Is Another Party Liable?
As with other North Carolina personal injury cases, an “at fault” party must first be legally liable before that party (or that party’s applicable insurance company) is required to pay any damages for the wrongful death of another. In most cases, the analysis is whether the other party was negligent, and whether that negligence actually caused the deceased’s death.
In North Carolina, negligence is a failure to act with “reasonable care.” When a party fails to act with reasonable care, and that party’s actions cause the death of another, the “at-fault” party can be liable for wrongful death damages unless a legal defense applies.
Examples of negligence by a party include:
- A driver in a car accident who was speeding or ran a red light (or the employer of that driver);
- The manufacturer of a defective product who knew or should have known that the product was defective; or,
- A medical provider who committed malpractice.
There are several potential legal defenses that can apply in a wrongful death case.
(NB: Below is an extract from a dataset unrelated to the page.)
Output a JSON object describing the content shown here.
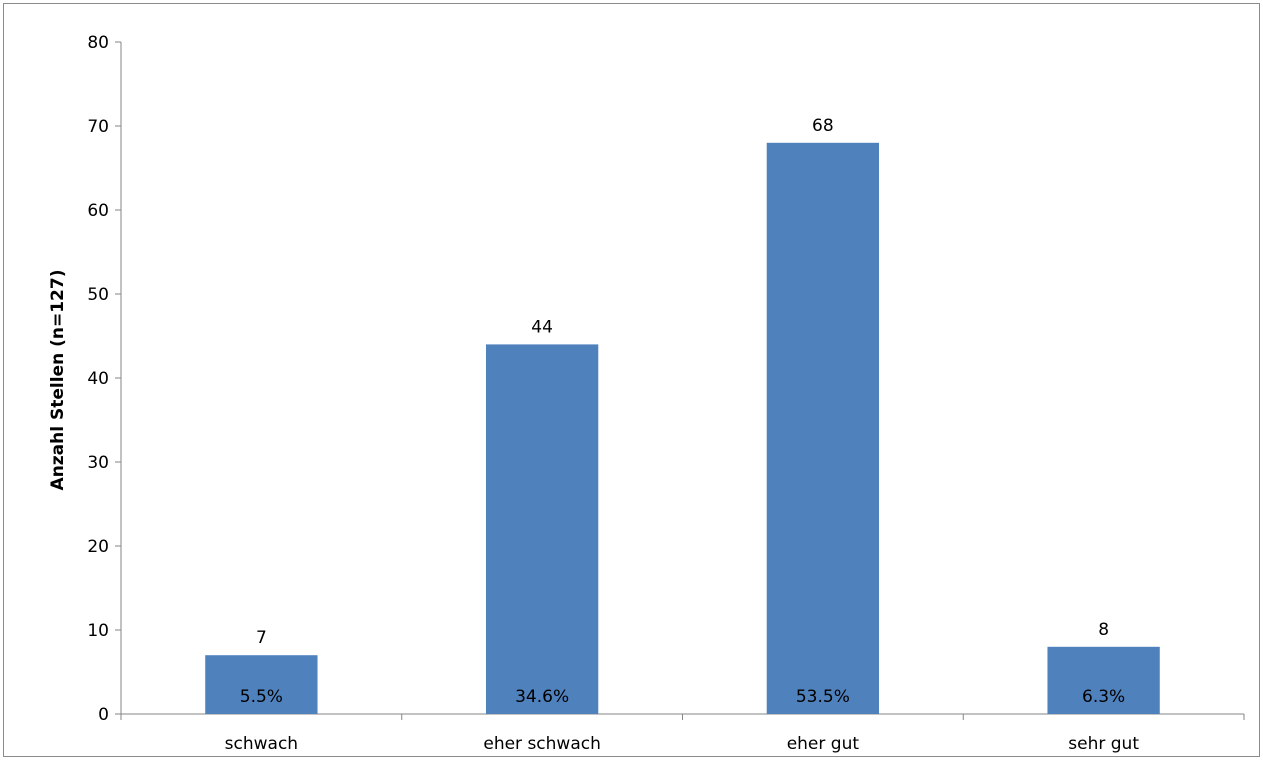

For example, North Carolina is one of only a few states that continue to recognize the doctrine of “contributory negligence.” Under that doctrine, if the deceased negligently contributed to the incident in the slightest manner—even 1%—the deceased’s family may not be able to recover at all under a wrongful death action. There are exceptions to this rule, such as the doctrine of “last clear chance,” or possibly where the other party is “grossly negligent,” but those exceptions only apply in a minority of cases.
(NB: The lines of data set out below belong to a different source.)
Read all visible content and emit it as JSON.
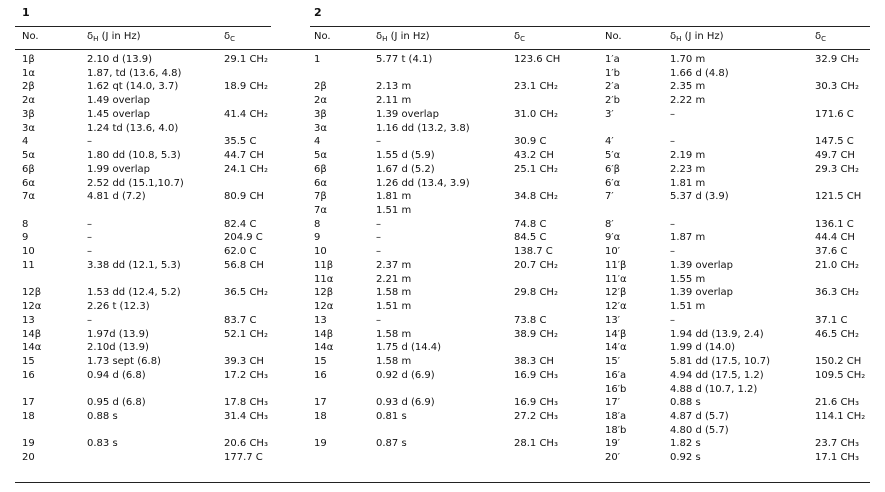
{
  "groups": [
    "1",
    "2"
  ],
  "header": [
    {
      "text": "No."
    },
    {
      "symbol": "δ",
      "sub": "H",
      "rest": " (J in Hz)"
    },
    {
      "symbol": "δ",
      "sub": "C"
    },
    {
      "text": "No."
    },
    {
      "symbol": "δ",
      "sub": "H",
      "rest": " (J in Hz)"
    },
    {
      "symbol": "δ",
      "sub": "C"
    },
    {
      "text": "No."
    },
    {
      "symbol": "δ",
      "sub": "H",
      "rest": " (J in Hz)"
    },
    {
      "symbol": "δ",
      "sub": "C"
    }
  ],
  "rows": [
    [
      "1β",
      "2.10 d (13.9)",
      "29.1 CH₂",
      "1",
      "5.77 t (4.1)",
      "123.6 CH",
      "1′a",
      "1.70 m",
      "32.9 CH₂"
    ],
    [
      "1α",
      "1.87, td (13.6, 4.8)",
      null,
      null,
      null,
      null,
      "1′b",
      "1.66 d (4.8)",
      null
    ],
    [
      "2β",
      "1.62 qt (14.0, 3.7)",
      "18.9 CH₂",
      "2β",
      "2.13 m",
      "23.1 CH₂",
      "2′a",
      "2.35 m",
      "30.3 CH₂"
    ],
    [
      "2α",
      "1.49 overlap",
      null,
      "2α",
      "2.11 m",
      null,
      "2′b",
      "2.22 m",
      null
    ],
    [
      "3β",
      "1.45 overlap",
      "41.4 CH₂",
      "3β",
      "1.39 overlap",
      "31.0 CH₂",
      "3′",
      "–",
      "171.6 C"
    ],
    [
      "3α",
      "1.24 td (13.6, 4.0)",
      null,
      "3α",
      "1.16 dd (13.2, 3.8)",
      null,
      null,
      null,
      null
    ],
    [
      "4",
      "–",
      "35.5 C",
      "4",
      "–",
      "30.9 C",
      "4′",
      "–",
      "147.5 C"
    ],
    [
      "5α",
      "1.80 dd (10.8, 5.3)",
      "44.7 CH",
      "5α",
      "1.55 d (5.9)",
      "43.2 CH",
      "5′α",
      "2.19 m",
      "49.7 CH"
    ],
    [
      "6β",
      "1.99 overlap",
      "24.1 CH₂",
      "6β",
      "1.67 d (5.2)",
      "25.1 CH₂",
      "6′β",
      "2.23 m",
      "29.3 CH₂"
    ],
    [
      "6α",
      "2.52 dd (15.1,10.7)",
      null,
      "6α",
      "1.26 dd (13.4, 3.9)",
      null,
      "6′α",
      "1.81 m",
      null
    ],
    [
      "7α",
      "4.81 d (7.2)",
      "80.9 CH",
      "7β",
      "1.81 m",
      "34.8 CH₂",
      "7′",
      "5.37 d (3.9)",
      "121.5 CH"
    ],
    [
      null,
      null,
      null,
      "7α",
      "1.51 m",
      null,
      null,
      null,
      null
    ],
    [
      "8",
      "–",
      "82.4 C",
      "8",
      "–",
      "74.8 C",
      "8′",
      "–",
      "136.1 C"
    ],
    [
      "9",
      "–",
      "204.9 C",
      "9",
      "–",
      "84.5 C",
      "9′α",
      "1.87 m",
      "44.4 CH"
    ],
    [
      "10",
      "–",
      "62.0 C",
      "10",
      "–",
      "138.7 C",
      "10′",
      "–",
      "37.6 C"
    ],
    [
      "11",
      "3.38 dd (12.1, 5.3)",
      "56.8 CH",
      "11β",
      "2.37 m",
      "20.7 CH₂",
      "11′β",
      "1.39 overlap",
      "21.0 CH₂"
    ],
    [
      null,
      null,
      null,
      "11α",
      "2.21 m",
      null,
      "11′α",
      "1.55 m",
      null
    ],
    [
      "12β",
      "1.53 dd (12.4, 5.2)",
      "36.5 CH₂",
      "12β",
      "1.58 m",
      "29.8 CH₂",
      "12′β",
      "1.39 overlap",
      "36.3 CH₂"
    ],
    [
      "12α",
      "2.26 t (12.3)",
      null,
      "12α",
      "1.51 m",
      null,
      "12′α",
      "1.51 m",
      null
    ],
    [
      "13",
      "–",
      "83.7 C",
      "13",
      "–",
      "73.8 C",
      "13′",
      "–",
      "37.1 C"
    ],
    [
      "14β",
      "1.97d (13.9)",
      "52.1 CH₂",
      "14β",
      "1.58 m",
      "38.9 CH₂",
      "14′β",
      "1.94 dd (13.9, 2.4)",
      "46.5 CH₂"
    ],
    [
      "14α",
      "2.10d (13.9)",
      null,
      "14α",
      "1.75 d (14.4)",
      null,
      "14′α",
      "1.99 d (14.0)",
      null
    ],
    [
      "15",
      "1.73 sept (6.8)",
      "39.3 CH",
      "15",
      "1.58 m",
      "38.3 CH",
      "15′",
      "5.81 dd (17.5, 10.7)",
      "150.2 CH"
    ],
    [
      "16",
      "0.94 d (6.8)",
      "17.2 CH₃",
      "16",
      "0.92 d (6.9)",
      "16.9 CH₃",
      "16′a",
      "4.94 dd (17.5, 1.2)",
      "109.5 CH₂"
    ],
    [
      null,
      null,
      null,
      null,
      null,
      null,
      "16′b",
      "4.88 d (10.7, 1.2)",
      null
    ],
    [
      "17",
      "0.95 d (6.8)",
      "17.8 CH₃",
      "17",
      "0.93 d (6.9)",
      "16.9 CH₃",
      "17′",
      "0.88 s",
      "21.6 CH₃"
    ],
    [
      "18",
      "0.88 s",
      "31.4 CH₃",
      "18",
      "0.81 s",
      "27.2 CH₃",
      "18′a",
      "4.87 d (5.7)",
      "114.1 CH₂"
    ],
    [
      null,
      null,
      null,
      null,
      null,
      null,
      "18′b",
      "4.80 d (5.7)",
      null
    ],
    [
      "19",
      "0.83 s",
      "20.6 CH₃",
      "19",
      "0.87 s",
      "28.1 CH₃",
      "19′",
      "1.82 s",
      "23.7 CH₃"
    ],
    [
      "20",
      null,
      "177.7 C",
      null,
      null,
      null,
      "20′",
      "0.92 s",
      "17.1 CH₃"
    ]
  ]
}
Another potential defense is the statute of limitations. If a wrongful death action is not brought within the specific amount of time required by the applicable statute of limitations, it is legally barred forever. Importantly, the statute of limitations for wrongful death claims in North Carolina is only two years—not the typical three years for most other negligence claims. Thus, it is important to speak with a skilled attorney as soon as possible if you feel you may have a potential wrongful death claim.
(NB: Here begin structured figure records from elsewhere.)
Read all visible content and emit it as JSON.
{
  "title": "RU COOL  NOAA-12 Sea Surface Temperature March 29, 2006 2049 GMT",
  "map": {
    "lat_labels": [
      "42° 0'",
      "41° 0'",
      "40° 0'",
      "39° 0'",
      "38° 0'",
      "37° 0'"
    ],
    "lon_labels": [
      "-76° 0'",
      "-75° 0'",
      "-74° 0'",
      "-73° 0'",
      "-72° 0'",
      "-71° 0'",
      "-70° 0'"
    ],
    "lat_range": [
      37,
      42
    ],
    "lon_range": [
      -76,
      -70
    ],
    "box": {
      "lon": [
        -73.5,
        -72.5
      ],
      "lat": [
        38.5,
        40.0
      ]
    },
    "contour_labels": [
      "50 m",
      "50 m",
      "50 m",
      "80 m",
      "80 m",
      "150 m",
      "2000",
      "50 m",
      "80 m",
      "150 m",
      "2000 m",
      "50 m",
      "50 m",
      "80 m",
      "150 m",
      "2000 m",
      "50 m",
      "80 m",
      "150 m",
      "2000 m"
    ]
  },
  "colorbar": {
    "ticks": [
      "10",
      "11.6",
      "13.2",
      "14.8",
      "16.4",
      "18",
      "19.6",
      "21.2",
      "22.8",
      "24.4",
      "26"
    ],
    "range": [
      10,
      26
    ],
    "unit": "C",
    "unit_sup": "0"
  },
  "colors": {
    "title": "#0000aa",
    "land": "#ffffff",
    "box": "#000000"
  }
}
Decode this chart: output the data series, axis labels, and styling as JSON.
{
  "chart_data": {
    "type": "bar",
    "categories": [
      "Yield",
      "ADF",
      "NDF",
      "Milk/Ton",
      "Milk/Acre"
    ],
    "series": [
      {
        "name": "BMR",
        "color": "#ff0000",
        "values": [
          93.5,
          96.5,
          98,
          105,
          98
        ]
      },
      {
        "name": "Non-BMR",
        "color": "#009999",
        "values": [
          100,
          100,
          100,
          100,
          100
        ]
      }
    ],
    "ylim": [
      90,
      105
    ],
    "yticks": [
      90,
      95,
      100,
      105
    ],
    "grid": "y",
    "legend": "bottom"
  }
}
The loss of a loved one is heartbreaking. No legal action can bring that person back. Still, when another party is responsible for the death, North Carolina provides a legal cause of action under its wrongful death statute.
While money can never replace the person lost, North Carolina law seeks to “balance the harms” by providing financial compensation for the medical and funeral expenses, lost income, pain and suffering, and other losses resulting from the death. In many cases, this money can be used to pay expenses, and to financially support loved ones left behind.
As with other personal injury cases, the best course of action is to contact a skilled attorney who can assist with a potential wrongful death case. That attorney can help with the claim process and navigate the various legal intricacies of wrongful death claims in North Carolina.
This article is not intended to give, and should not be relied upon for, legal advice in any particular circumstance or fact situation. No action should be taken in reliance upon the information contained in this article without obtaining the advice of an attorney.